El canciller Carlos Holmes Trujillo ha anunciado que Colombia liderará un esfuerzo diplomático de la mayor envergadura para lograr que de la asamblea especial de la ONU contra la corrupción surja un mandato para crear la ‘corte internacional anticorrupción’. Eso suena bien. Los pícaros y corruptos se han internacionalizado. También muchas multinacionales que interactúan con los Estados, como Odebrecht, son sembradoras y diseminadoras de corrupción pública y privada.
De allí que nadie pueda objetar que se fortalezcan los mecanismos de colaboración judicial ni que se busquen nuevas modalidades para que la cooperación entre Estados en esas materias sea mucho más ágil y eficaz. Pero una cosa es construir marcos multilaterales que ayuden a ese propósito (como las convenciones Interamericana y de la ONU contra las prácticas corruptas internacionales) y otra muy distinta es delegarle la soberanía judicial en esas materias a una remota corte internacional.
El multilateralismo y el derecho internacional vigente están siendo demolidos por las corrientes nacionalistas que prevalecen en los países más poderosos del planeta. No vemos ni a Trump, ni a Putin ni a los reyezuelos europeos modernos de la extrema derecha sometiéndose gustosamente a una jurisdicción global para que ellos o sus ministros sean procesados por supuestos, o reales, actos de corrupción. Por ejemplo, Trump ha amenazado con severas sanciones y retaliaciones si algún funcionario o militar estadounidense es juzgado o procesado en otro país, o en instancias internacionales.
El multilateralismo ha sido siempre asimétrico, pero nunca tanto como ahora. Los más débiles acatamos, mientras que los poderosos escurren el bulto. La Comisión ni la Corte Interamericana de Derechos Humanos son acatadas por Estados Unidos. La Corte Penal Internacional y la Corte Internacional de Justicia no son universales y un número significativo de países no aceptan o acogen la jurisdicción de estos órganos. No vemos por qué sea distinto con una corte internacional anticorrupción.

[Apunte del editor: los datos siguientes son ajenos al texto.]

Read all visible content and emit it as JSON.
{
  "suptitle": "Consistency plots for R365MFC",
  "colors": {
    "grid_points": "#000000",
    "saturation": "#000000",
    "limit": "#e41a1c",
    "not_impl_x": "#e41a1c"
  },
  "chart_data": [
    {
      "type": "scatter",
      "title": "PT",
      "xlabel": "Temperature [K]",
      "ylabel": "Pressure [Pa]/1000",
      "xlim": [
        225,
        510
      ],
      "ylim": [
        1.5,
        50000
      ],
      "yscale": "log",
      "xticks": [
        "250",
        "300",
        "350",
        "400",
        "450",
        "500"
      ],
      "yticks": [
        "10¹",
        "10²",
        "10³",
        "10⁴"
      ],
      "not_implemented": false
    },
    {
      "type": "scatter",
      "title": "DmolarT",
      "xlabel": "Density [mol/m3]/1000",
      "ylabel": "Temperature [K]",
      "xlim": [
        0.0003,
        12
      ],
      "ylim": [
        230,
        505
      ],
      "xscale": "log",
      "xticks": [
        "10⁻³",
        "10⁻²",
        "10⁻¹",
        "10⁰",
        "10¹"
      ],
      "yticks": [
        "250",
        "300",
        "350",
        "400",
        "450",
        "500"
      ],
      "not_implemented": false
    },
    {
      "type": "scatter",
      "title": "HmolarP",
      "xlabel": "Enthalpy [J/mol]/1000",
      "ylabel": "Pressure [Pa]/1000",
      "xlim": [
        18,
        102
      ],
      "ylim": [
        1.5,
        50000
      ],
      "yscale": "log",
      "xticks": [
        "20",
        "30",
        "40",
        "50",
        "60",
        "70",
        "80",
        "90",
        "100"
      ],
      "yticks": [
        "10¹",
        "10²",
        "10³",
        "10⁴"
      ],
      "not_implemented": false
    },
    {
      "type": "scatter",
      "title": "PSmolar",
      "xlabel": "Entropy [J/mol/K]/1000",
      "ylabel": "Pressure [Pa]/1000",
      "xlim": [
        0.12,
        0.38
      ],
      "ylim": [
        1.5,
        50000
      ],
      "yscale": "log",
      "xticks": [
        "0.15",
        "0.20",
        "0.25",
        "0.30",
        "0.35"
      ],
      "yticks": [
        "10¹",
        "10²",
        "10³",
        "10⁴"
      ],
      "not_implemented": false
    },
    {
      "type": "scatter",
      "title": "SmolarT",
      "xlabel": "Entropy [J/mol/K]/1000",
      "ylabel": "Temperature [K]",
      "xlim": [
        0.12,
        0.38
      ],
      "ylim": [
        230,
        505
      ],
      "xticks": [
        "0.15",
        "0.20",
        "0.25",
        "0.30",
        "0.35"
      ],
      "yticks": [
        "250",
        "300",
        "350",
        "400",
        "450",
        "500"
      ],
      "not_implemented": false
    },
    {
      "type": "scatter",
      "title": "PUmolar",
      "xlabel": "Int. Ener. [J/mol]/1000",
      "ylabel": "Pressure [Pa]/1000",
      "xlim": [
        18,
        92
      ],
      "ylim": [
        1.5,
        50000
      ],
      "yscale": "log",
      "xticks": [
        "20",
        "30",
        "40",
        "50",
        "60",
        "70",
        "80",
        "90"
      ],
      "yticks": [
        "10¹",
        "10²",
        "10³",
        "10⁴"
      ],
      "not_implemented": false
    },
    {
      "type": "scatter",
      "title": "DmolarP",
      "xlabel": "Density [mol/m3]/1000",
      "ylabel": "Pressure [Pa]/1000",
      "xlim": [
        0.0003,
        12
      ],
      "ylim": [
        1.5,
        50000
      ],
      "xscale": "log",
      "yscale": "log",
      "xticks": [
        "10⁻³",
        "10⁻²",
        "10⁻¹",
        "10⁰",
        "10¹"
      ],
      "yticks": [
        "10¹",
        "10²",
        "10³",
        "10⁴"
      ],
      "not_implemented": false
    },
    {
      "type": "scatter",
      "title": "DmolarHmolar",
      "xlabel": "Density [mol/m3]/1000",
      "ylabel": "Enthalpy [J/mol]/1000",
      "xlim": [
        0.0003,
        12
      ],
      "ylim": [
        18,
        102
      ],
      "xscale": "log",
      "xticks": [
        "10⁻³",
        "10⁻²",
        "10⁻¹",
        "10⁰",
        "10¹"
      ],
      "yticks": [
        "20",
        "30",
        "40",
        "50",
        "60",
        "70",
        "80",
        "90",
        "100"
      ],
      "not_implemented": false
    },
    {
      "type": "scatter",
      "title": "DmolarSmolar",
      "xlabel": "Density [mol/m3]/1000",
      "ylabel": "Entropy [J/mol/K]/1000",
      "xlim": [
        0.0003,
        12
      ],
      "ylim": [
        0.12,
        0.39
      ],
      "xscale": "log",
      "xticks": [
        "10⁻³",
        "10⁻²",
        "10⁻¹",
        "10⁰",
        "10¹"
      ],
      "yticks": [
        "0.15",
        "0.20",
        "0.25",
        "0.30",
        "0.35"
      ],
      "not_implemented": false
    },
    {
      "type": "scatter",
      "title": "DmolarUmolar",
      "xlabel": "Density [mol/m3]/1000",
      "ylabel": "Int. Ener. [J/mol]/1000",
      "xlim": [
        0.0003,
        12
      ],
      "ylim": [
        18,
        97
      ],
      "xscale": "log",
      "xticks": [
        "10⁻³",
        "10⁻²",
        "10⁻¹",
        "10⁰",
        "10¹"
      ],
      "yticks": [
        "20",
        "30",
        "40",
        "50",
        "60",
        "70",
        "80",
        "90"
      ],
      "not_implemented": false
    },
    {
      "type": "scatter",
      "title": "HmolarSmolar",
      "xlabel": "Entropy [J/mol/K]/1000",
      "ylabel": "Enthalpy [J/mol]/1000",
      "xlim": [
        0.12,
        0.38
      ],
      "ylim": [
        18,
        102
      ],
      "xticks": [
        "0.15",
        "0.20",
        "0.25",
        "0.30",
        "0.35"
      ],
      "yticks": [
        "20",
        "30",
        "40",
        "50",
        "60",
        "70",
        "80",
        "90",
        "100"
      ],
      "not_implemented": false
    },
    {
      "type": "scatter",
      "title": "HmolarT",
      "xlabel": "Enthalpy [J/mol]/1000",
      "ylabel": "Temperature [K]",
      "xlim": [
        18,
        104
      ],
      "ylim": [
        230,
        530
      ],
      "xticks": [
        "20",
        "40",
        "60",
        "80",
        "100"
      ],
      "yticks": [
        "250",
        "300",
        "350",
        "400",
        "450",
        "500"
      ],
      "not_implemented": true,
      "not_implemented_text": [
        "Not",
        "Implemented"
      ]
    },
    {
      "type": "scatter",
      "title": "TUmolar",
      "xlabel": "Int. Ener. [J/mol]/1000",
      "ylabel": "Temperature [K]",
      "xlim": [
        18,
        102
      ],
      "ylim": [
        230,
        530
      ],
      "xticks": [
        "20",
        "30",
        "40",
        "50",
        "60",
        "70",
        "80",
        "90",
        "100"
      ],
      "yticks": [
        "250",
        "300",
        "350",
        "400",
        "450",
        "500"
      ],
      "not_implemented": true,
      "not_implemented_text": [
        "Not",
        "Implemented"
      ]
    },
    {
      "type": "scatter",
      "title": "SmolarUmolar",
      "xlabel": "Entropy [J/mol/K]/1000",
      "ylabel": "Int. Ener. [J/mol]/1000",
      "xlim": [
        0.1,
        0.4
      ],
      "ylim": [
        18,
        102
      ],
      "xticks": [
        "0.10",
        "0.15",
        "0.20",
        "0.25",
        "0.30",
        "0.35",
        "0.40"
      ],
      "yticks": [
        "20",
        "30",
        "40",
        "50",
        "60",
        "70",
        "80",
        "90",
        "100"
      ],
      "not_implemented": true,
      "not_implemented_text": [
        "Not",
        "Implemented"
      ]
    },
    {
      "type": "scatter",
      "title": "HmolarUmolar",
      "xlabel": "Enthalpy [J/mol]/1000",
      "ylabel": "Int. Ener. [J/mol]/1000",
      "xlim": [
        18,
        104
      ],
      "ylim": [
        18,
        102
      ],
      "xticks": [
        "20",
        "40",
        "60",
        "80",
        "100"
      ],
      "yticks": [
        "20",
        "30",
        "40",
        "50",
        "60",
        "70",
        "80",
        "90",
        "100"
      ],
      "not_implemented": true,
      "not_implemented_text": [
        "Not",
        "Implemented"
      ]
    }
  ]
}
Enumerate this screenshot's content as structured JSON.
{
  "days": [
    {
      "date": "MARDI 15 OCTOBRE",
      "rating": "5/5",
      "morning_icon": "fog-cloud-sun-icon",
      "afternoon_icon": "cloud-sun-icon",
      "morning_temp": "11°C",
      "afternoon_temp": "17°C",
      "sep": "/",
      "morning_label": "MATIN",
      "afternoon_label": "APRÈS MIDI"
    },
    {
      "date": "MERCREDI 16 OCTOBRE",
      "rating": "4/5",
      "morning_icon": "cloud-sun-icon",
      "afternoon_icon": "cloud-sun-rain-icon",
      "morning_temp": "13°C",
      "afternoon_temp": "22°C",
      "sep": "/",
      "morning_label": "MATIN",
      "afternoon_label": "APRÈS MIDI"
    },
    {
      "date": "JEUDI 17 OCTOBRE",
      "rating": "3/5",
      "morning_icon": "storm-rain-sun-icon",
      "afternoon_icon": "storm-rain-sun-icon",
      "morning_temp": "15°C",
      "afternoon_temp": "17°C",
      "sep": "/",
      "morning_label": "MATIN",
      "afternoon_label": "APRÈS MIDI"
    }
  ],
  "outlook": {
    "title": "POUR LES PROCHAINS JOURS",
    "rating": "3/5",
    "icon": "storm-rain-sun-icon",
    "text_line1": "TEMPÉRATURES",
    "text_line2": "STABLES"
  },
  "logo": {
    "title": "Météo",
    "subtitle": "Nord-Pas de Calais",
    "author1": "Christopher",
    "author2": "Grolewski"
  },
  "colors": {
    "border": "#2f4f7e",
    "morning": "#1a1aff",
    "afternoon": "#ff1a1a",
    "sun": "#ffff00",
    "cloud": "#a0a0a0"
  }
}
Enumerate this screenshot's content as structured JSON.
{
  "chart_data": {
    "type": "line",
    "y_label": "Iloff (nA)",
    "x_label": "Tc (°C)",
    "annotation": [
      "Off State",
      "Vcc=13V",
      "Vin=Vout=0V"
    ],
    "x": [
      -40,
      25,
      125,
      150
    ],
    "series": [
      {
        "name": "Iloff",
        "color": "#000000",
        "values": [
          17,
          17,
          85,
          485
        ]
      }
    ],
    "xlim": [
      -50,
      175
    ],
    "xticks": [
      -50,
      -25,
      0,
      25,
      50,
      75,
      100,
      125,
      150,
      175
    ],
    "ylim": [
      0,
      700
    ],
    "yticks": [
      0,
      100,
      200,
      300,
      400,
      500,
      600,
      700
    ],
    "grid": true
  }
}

De otra parte, la estrategia judicial internacional de EE. UU., actitud cada vez más imitada, es que sus normas, pautas, leyes y principios tienen una proyección más allá de sus fronteras. El alcance jurisdiccional de la justicia estadounidense se ha internacionalizado y pretende la universalidad. El ‘prosecutorial power’ (la capacidad de perseguir judicialmente) de los Estados Unidos es usado con creciente asiduidad como herramienta al servicio de la política internacional y como poderoso recurso en el despliegue de sus aspiraciones geopolíticas. Miren lo que ha pasado con Huawei.
Conceptualmente se podría argumentar que una corte internacional anticorrupción sería útil para morigerar el unilateralismo judicial estadounidense. Eso solo sería válido si EE. UU. y los demás poderosos aceptaran la jurisdicción de dicha entidad. Vana ilusión. A lo que conlleva otra corte más es a una agudización del multilateralismo asimétrico que caracteriza a los organismos internacionales.
Además, siendo ‘la corrupción’ no solo un asunto de debate estrictamente judicial, sino también un eje de las controversias en la política, una corte internacional se podría prestar para exonerar corruptos amigos de un régimen o condenar falsamente a opositores y líderes con ideologías distintas. Sustituir la construcción de un sistema judicial nacional eficaz y capaz de enfrentar la corrupción por un organismo remoto allende las fronteras crearía un limbo jurisdiccional que sería el deleite de los delincuentes de cuello blanco.
‘Dictum’. Al representante Ricardo Ferro lo inhabilitaron como investigador de Santos no solo por su evidente enemistad con él, sino principalmente por haber prejuzgado en múltiples pronunciamientos.